Jean-Philippe Joubert : Réunion de famille
Scène

Jean-Philippe Joubert : Réunion de famille

Jean-Philippe Joubert signe la mise en scène des Muses orphelines, à la Bordée. Lancement de saison et de célébrations, pour un théâtre qui fête ses 30 ans.

La pièce de Michel Marc Bouchard n’ayant plus vraiment besoin de présentation, disons simplement qu’après avoir été abandonnés par leur mère, 20 ans plus tôt, trois soeurs et un frère s’y retrouvent confrontés à la perspective de son retour imminent. "C’est une histoire de famille, résume Jean-Philippe Joubert. Mais aussi, d’opposition entre soi et le groupe d’appartenance. Et c’est ce que j’ai voulu mettre en valeur, le tiraillement entre sa vie et notre vie, entre rester et partir." Pour ce faire, sa mise en scène s’appuie notamment sur l’environnement de Saint-Ludger. "On y parle beaucoup des barrages de la rivière Péribonka, alors on a installé un barrage derrière, qui est pour moi comme ce gros paquet de larmes retenues, dont Martine parle à un moment donné. Son aspect massif en fait une menace très présente", remarque-t-il, avant de poursuivre: "Ils sont envahis par un environnement hostile, où tous les niveaux sont très difficiles à fréquenter pour arriver dans la maison, soutenue par des arbres morts, alors que leur salle commune est un bac de sable, dans lequel ils sont pris et qui module leurs déplacements."

Quoi qu’il en soit, sa tâche a surtout consisté à s’attacher le plus possible à la vérité du texte. "C’est vraiment une pièce bien écrite. Donc, quand on lit, on dit et on fait ce qui est là, c’est magnifique. Sauf que c’était un grand travail de trouver la justesse de tout ça, relate-t-il. Je pense qu’il y a une place pour l’interprétation du metteur en scène, mais on est très organisé par cette histoire. C’est tellement fort. Dès qu’on essaie d’avoir une idée en dehors, ça ne fonctionne pas. Il n’y a pas de travail de recherche sur la façon de jouer; il ne faut pas. Les personnages sont touchants; ils doivent être vrais." À leur sujet, il observe par ailleurs: "Ils sont très contradictoires, extrêmes, et c’est ce qui fait leur beauté. Catherine aime, mais ne sait pas comment aimer. Martine, la militaire, a abandonné cette famille durement et, au fond, y reste très attachée. Luc, le gars qui écrit, est un peu extravagant et en même temps blessé. Tandis qu’Isabelle, la plus jeune, qu’on dit pas très brillante, sent les choses plutôt que de les comprendre, ce qui lui donne un pouvoir sur les autres, qui ne sont pas capables de le faire. En annonçant le retour de la mère, elle force le bilan de chacun. Et de cette crise découlent des situations extrêmement denses. L’essentiel de la famille est là."
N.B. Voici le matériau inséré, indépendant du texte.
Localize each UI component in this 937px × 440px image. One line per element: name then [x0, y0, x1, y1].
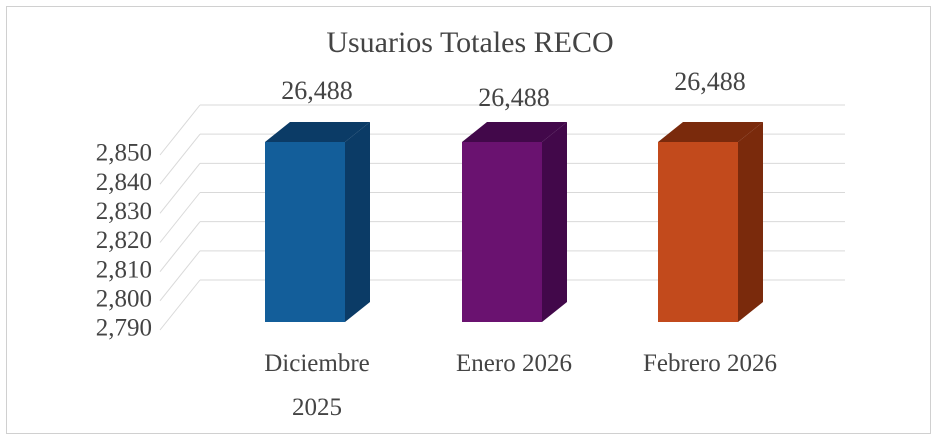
bar	[658, 142, 738, 322]
grid-line	[159, 279, 201, 331]
grid-line	[159, 250, 201, 302]
data-label: 26,488	[478, 83, 550, 112]
bar-top	[265, 122, 370, 142]
y-tick-label: 2,810	[96, 256, 152, 283]
bars	[265, 122, 763, 322]
x-tick-label: Diciembre 2025	[264, 350, 370, 421]
grid-line	[159, 133, 201, 185]
y-tick-label: 2,820	[96, 227, 152, 254]
bar-side	[345, 122, 370, 322]
y-tick-label: 2,790	[96, 315, 152, 342]
data-label: 26,488	[281, 76, 353, 105]
grid-line	[159, 104, 201, 156]
bar	[462, 142, 542, 322]
chart-title: Usuarios Totales RECO	[326, 26, 613, 59]
x-tick-label: Febrero 2026	[643, 350, 777, 377]
y-tick-label: 2,850	[96, 140, 152, 167]
bar-side	[738, 122, 763, 322]
grid-line	[159, 192, 201, 243]
y-tick-label: 2,800	[96, 286, 152, 313]
y-tick-label: 2,840	[96, 169, 152, 196]
bar-top	[462, 122, 567, 142]
bar-side	[542, 122, 567, 322]
bar-top	[658, 122, 763, 142]
bar	[265, 142, 345, 322]
data-label: 26,488	[674, 67, 746, 96]
grid-line	[159, 221, 201, 272]
y-tick-label: 2,830	[96, 198, 152, 225]
grid-line	[159, 163, 201, 214]
x-tick-label: Enero 2026	[456, 350, 572, 377]
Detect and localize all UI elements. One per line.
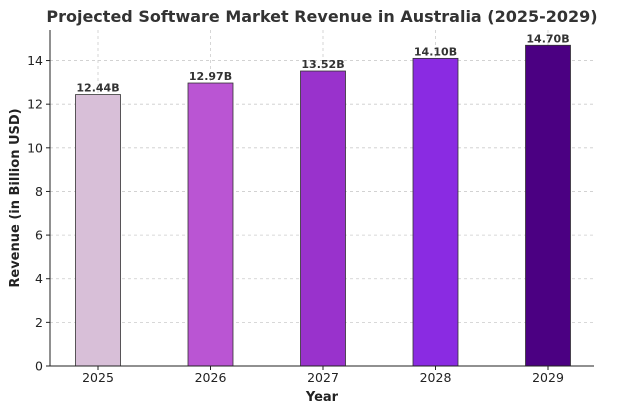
bars	[75, 44, 571, 367]
bar-data-label: 14.70B	[526, 32, 569, 45]
y-axis-label: Revenue (in Billion USD)	[8, 108, 23, 287]
x-axis-label: Year	[305, 390, 339, 405]
y-tick-label: 4	[35, 271, 43, 286]
x-tick-label: 2027	[307, 370, 339, 385]
axes	[49, 30, 594, 367]
bar	[300, 70, 346, 367]
bar-data-label: 12.97B	[189, 70, 232, 83]
x-tick-label: 2026	[195, 370, 227, 385]
bar	[412, 57, 459, 367]
y-tick-label: 2	[35, 315, 43, 330]
y-tick-label: 12	[27, 97, 43, 112]
bar	[75, 94, 121, 367]
y-tick-label: 10	[27, 140, 43, 155]
data-labels: 12.44B 12.97B 13.52B 14.10B 14.70B	[76, 32, 569, 94]
y-ticks: 0 2 4 6 8 10 12 14	[27, 53, 50, 374]
y-tick-label: 8	[35, 184, 43, 199]
bar-data-label: 13.52B	[301, 58, 344, 71]
x-tick-label: 2028	[420, 370, 452, 385]
bar	[187, 82, 234, 367]
y-tick-label: 6	[35, 228, 43, 243]
bar	[525, 44, 571, 367]
x-ticks: 2025 2026 2027 2028 2029	[82, 366, 564, 385]
bar-data-label: 12.44B	[76, 82, 119, 95]
x-tick-label: 2029	[532, 370, 564, 385]
x-tick-label: 2025	[82, 370, 114, 385]
y-tick-label: 0	[35, 359, 43, 374]
bar-data-label: 14.10B	[414, 45, 457, 58]
y-tick-label: 14	[27, 53, 43, 68]
chart-title: Projected Software Market Revenue in Aus…	[46, 7, 597, 26]
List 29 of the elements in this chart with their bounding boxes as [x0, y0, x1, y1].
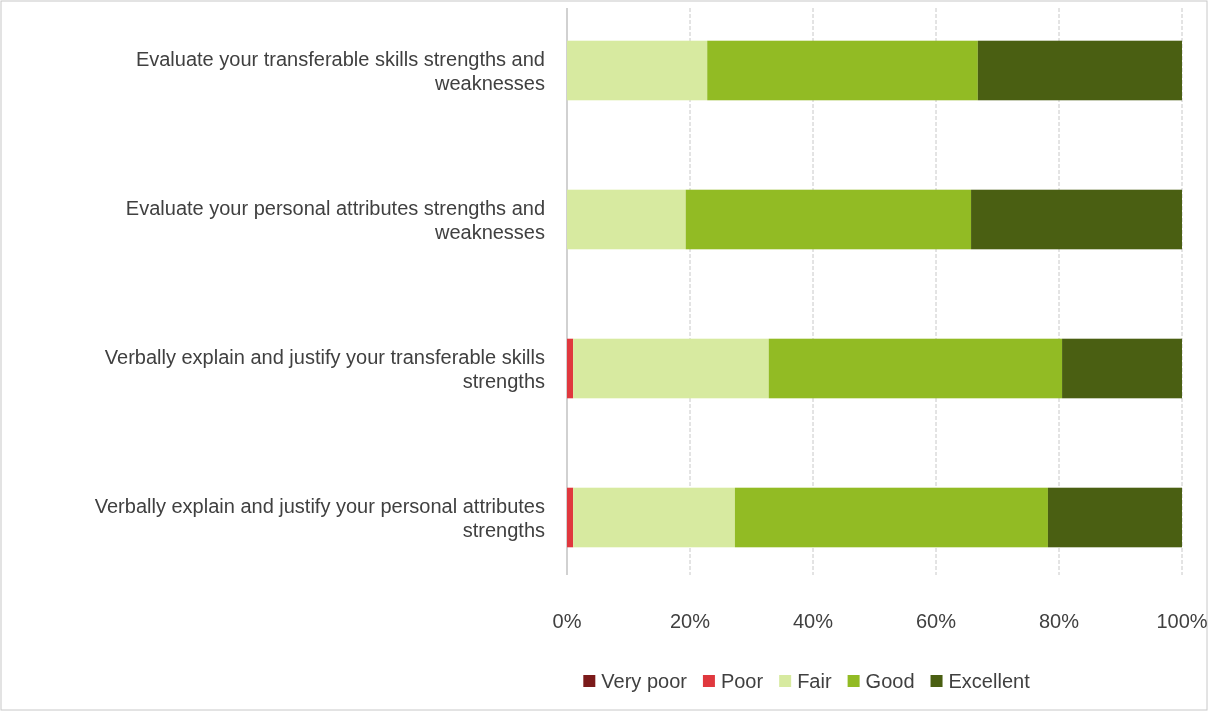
bar: [573, 487, 735, 548]
bar: [567, 40, 708, 101]
bar: [685, 189, 972, 250]
legend-label: Fair: [797, 670, 832, 692]
bar: [768, 338, 1063, 399]
y-tick-label: Evaluate your transferable skills strengths and weaknesses: [135, 47, 545, 94]
legend-label: Good: [865, 670, 915, 692]
y-tick-label: Verbally explain and justify your personal attributes strengths: [94, 494, 545, 541]
bar: [1047, 487, 1182, 548]
bar: [707, 40, 978, 101]
x-tick-label: 80%: [1038, 610, 1080, 632]
x-tick-label: 0%: [552, 610, 582, 632]
y-tick-label: Evaluate your personal attributes strengths and weaknesses: [125, 196, 545, 243]
legend-label: Very poor: [601, 670, 688, 692]
x-tick-label: 100%: [1156, 610, 1208, 632]
x-tick-label: 20%: [669, 610, 711, 632]
bar: [567, 338, 574, 399]
y-tick-label: Verbally explain and justify your transferable skills strengths: [104, 345, 545, 392]
bar: [977, 40, 1182, 101]
x-tick-label: 40%: [792, 610, 834, 632]
legend-label: Excellent: [948, 670, 1031, 692]
bar: [734, 487, 1048, 548]
legend-label: Poor: [720, 670, 764, 692]
bar: [567, 189, 686, 250]
bar: [573, 338, 769, 399]
bar: [567, 487, 574, 548]
bar: [971, 189, 1182, 250]
x-tick-label: 60%: [915, 610, 957, 632]
bar: [1062, 338, 1182, 399]
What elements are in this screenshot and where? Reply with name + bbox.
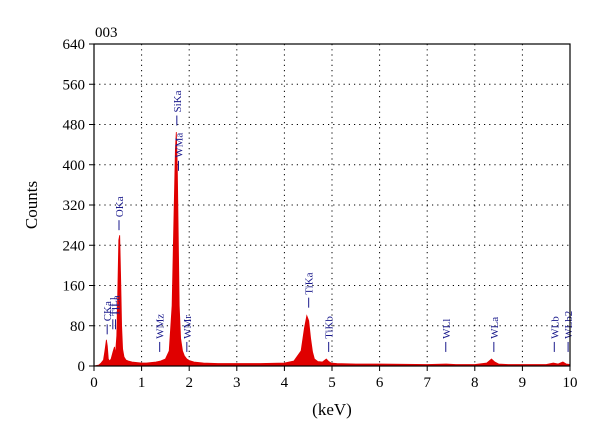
peak-label: TiLl bbox=[108, 297, 120, 316]
y-tick-label: 80 bbox=[70, 319, 85, 335]
y-tick-label: 400 bbox=[63, 158, 86, 174]
peak-label: OKa bbox=[114, 196, 126, 217]
x-tick-label: 2 bbox=[185, 375, 193, 391]
y-tick-label: 160 bbox=[63, 279, 86, 295]
peak-label: WLb bbox=[549, 316, 561, 339]
peak-label: WMz bbox=[155, 314, 167, 339]
x-tick-label: 5 bbox=[328, 375, 336, 391]
sample-label: 003 bbox=[95, 25, 118, 41]
x-tick-label: 1 bbox=[138, 375, 146, 391]
y-tick-label: 0 bbox=[78, 359, 86, 375]
x-tick-label: 3 bbox=[233, 375, 241, 391]
peak-label: SiKa bbox=[172, 90, 184, 112]
x-tick-label: 10 bbox=[563, 375, 578, 391]
y-axis-title: Counts bbox=[22, 181, 41, 229]
spectrum-series bbox=[93, 131, 571, 367]
y-tick-label: 240 bbox=[63, 238, 86, 254]
x-tick-label: 4 bbox=[281, 375, 289, 391]
spectrum-area bbox=[93, 131, 571, 367]
peak-label: WLa bbox=[489, 317, 501, 339]
x-tick-label: 9 bbox=[519, 375, 527, 391]
x-tick-label: 6 bbox=[376, 375, 384, 391]
x-tick-label: 8 bbox=[471, 375, 479, 391]
y-tick-label: 480 bbox=[63, 118, 86, 134]
peak-label: TiKb bbox=[324, 316, 336, 339]
peak-label: WMa bbox=[174, 133, 186, 158]
y-tick-label: 640 bbox=[63, 37, 86, 53]
axes: 0 1 2 3 4 5 6 7 8 9 10 0 80 160 240 320 400 480 560 640 bbox=[63, 37, 578, 391]
x-axis-title: (keV) bbox=[312, 400, 352, 419]
peak-label: TiKa bbox=[304, 272, 316, 294]
peak-label: WLl bbox=[441, 319, 453, 339]
peak-label: CKa bbox=[102, 301, 114, 321]
y-tick-label: 320 bbox=[63, 198, 86, 214]
peak-label: WLb2 bbox=[563, 311, 575, 339]
peak-label: TiLa bbox=[111, 295, 123, 316]
x-tick-label: 7 bbox=[423, 375, 431, 391]
y-tick-label: 560 bbox=[63, 77, 86, 93]
x-tick-label: 0 bbox=[90, 375, 98, 391]
peak-label: WMr bbox=[182, 315, 194, 339]
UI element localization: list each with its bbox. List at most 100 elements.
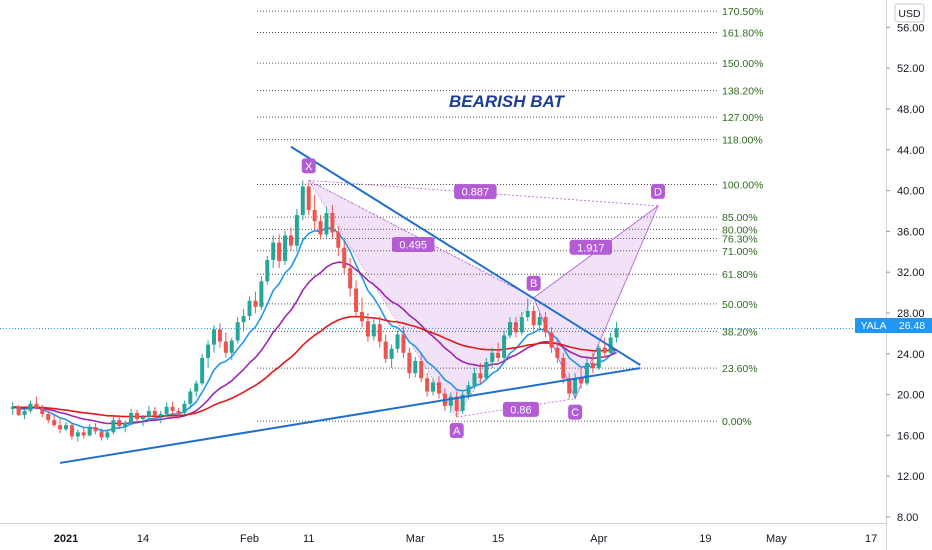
candle-body: [401, 334, 406, 353]
candle-body: [508, 322, 512, 336]
candle-body: [81, 432, 86, 436]
candle-body: [69, 425, 74, 437]
candle-body: [431, 382, 436, 392]
candle-body: [395, 334, 400, 349]
candle-body: [342, 247, 347, 269]
time-tick-label: Mar: [406, 533, 425, 545]
candle-body: [360, 311, 364, 322]
time-tick-label: 19: [699, 533, 711, 545]
candle-body: [64, 425, 68, 430]
price-tick-label: 20.00: [897, 390, 925, 402]
candle-body: [223, 341, 228, 353]
ratio-label: 0.495: [399, 240, 427, 252]
candle-body: [567, 378, 572, 394]
time-tick-label: 17: [865, 533, 877, 545]
candle-body: [87, 427, 92, 436]
candle-body: [58, 425, 63, 430]
candle-body: [265, 259, 270, 282]
point-label-a: A: [453, 426, 461, 438]
fib-level-label: 23.60%: [722, 363, 758, 375]
fib-level-label: 61.80%: [722, 269, 758, 281]
candle-body: [555, 347, 560, 358]
fib-level-label: 76.30%: [722, 234, 758, 246]
candle-body: [561, 357, 566, 379]
time-tick-label: Apr: [590, 533, 607, 545]
candle-body: [519, 317, 524, 333]
price-tick-label: 16.00: [897, 430, 925, 442]
moving-averages: [12, 226, 618, 432]
candle-body: [413, 360, 418, 374]
candle-body: [306, 186, 311, 210]
candle-body: [336, 232, 341, 248]
price-tick-label: 40.00: [897, 186, 925, 198]
currency-button[interactable]: USD: [894, 3, 925, 23]
candle-body: [614, 328, 619, 338]
support-trendline[interactable]: [59, 367, 641, 464]
candle-body: [28, 403, 33, 411]
candle-body: [146, 410, 151, 418]
candle-body: [170, 406, 175, 411]
point-badge-b: [526, 275, 541, 291]
time-tick-label: 11: [303, 533, 314, 545]
candle-body: [75, 432, 80, 437]
candle-body: [348, 268, 353, 289]
price-tick-label: 36.00: [897, 226, 925, 238]
candle-body: [573, 378, 578, 394]
candle-body: [324, 213, 329, 235]
candle-body: [407, 352, 412, 374]
candle-body: [354, 288, 359, 312]
point-label-d: D: [654, 186, 662, 198]
price-tick-label: 52.00: [897, 63, 925, 75]
ema-fast-line: [12, 226, 618, 432]
candle-body: [383, 341, 388, 359]
candle-body: [277, 242, 282, 261]
time-axis[interactable]: 2021 14 Feb 11 Mar 15 Apr 19 May 17: [0, 523, 886, 546]
triangle-trendlines[interactable]: [59, 145, 641, 464]
candle-body: [158, 413, 163, 417]
ratio-badge: [454, 184, 497, 200]
ratio-label: 0.86: [510, 404, 531, 416]
candle-body: [140, 417, 145, 420]
candle-body: [531, 310, 536, 326]
price-tick-label: 28.00: [897, 308, 925, 320]
candle-body: [543, 317, 548, 333]
ema-mid-line: [12, 261, 617, 425]
candle-body: [253, 300, 258, 307]
candle-body: [117, 420, 122, 427]
point-badge-a: [449, 423, 464, 439]
fib-level-label: 71.00%: [722, 246, 758, 258]
candle-body: [93, 427, 98, 432]
fib-level-label: 38.20%: [722, 326, 758, 338]
resistance-trendline[interactable]: [290, 145, 641, 366]
candle-body: [111, 420, 116, 433]
ema-slow-line: [12, 315, 617, 418]
candle-body: [502, 335, 507, 358]
fib-level-label: 80.00%: [722, 224, 758, 236]
chart-title: BEARISH BAT: [449, 92, 566, 111]
candle-body: [454, 396, 459, 411]
fib-level-label: 170.50%: [722, 6, 763, 18]
candle-body: [460, 394, 465, 411]
candle-body: [40, 407, 45, 414]
fib-level-label: 100.00%: [722, 179, 763, 191]
candle-body: [389, 348, 394, 359]
candle-body: [436, 382, 441, 394]
fib-level-label: 150.00%: [722, 58, 763, 70]
price-tick-label: 12.00: [897, 471, 925, 483]
candle-body: [212, 329, 216, 345]
symbol-tag-label: YALA: [860, 320, 886, 332]
candlesticks: [10, 180, 619, 442]
candle-body: [271, 242, 276, 260]
ratio-badge: [391, 237, 435, 253]
fib-level-label: 127.00%: [722, 112, 763, 124]
candle-body: [448, 396, 453, 406]
candle-body: [241, 316, 246, 323]
price-axis[interactable]: 56.00 52.00 48.00 44.00 40.00 36.00 32.00 28.00…: [886, 0, 925, 550]
candle-body: [283, 235, 288, 261]
price-tick-label: 24.00: [897, 349, 925, 361]
ratio-label: 1.917: [577, 242, 605, 254]
candle-body: [99, 431, 104, 438]
fib-level-label: 161.80%: [722, 28, 763, 40]
ratio-badge: [502, 401, 539, 417]
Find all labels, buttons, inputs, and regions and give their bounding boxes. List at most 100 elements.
À ce propos, il apprécie d’ailleurs que les comédiens (Sophie Dion, Laurie-Ève Gagnon, Patrick Ouellet et France Larochelle), qui se connaissaient à peine au départ, soient parvenus à développer une véritable chimie fraternelle. "C’est ce qui me fascine beaucoup sur scène, commente-t-il, qu’on sente cette famille, avec ses tensions, ses moments de bonheur, ses complicités. La chicane qui pogne et le rire qui arrive en deux répliques. C’est comme ça, une famille." Enfin, c’est différent pour chacun, aussi sûrement que commun à tous, "qu’elle soit près ou loin de nous". "Je pense que chaque personne lit le spectacle en fonction de sa propre expérience. Tout ce que j’ai à faire, c’est de m’assurer que les situations et l’émotion soient suffisamment présentes pour que chacun le vive à sa façon", conclut-il.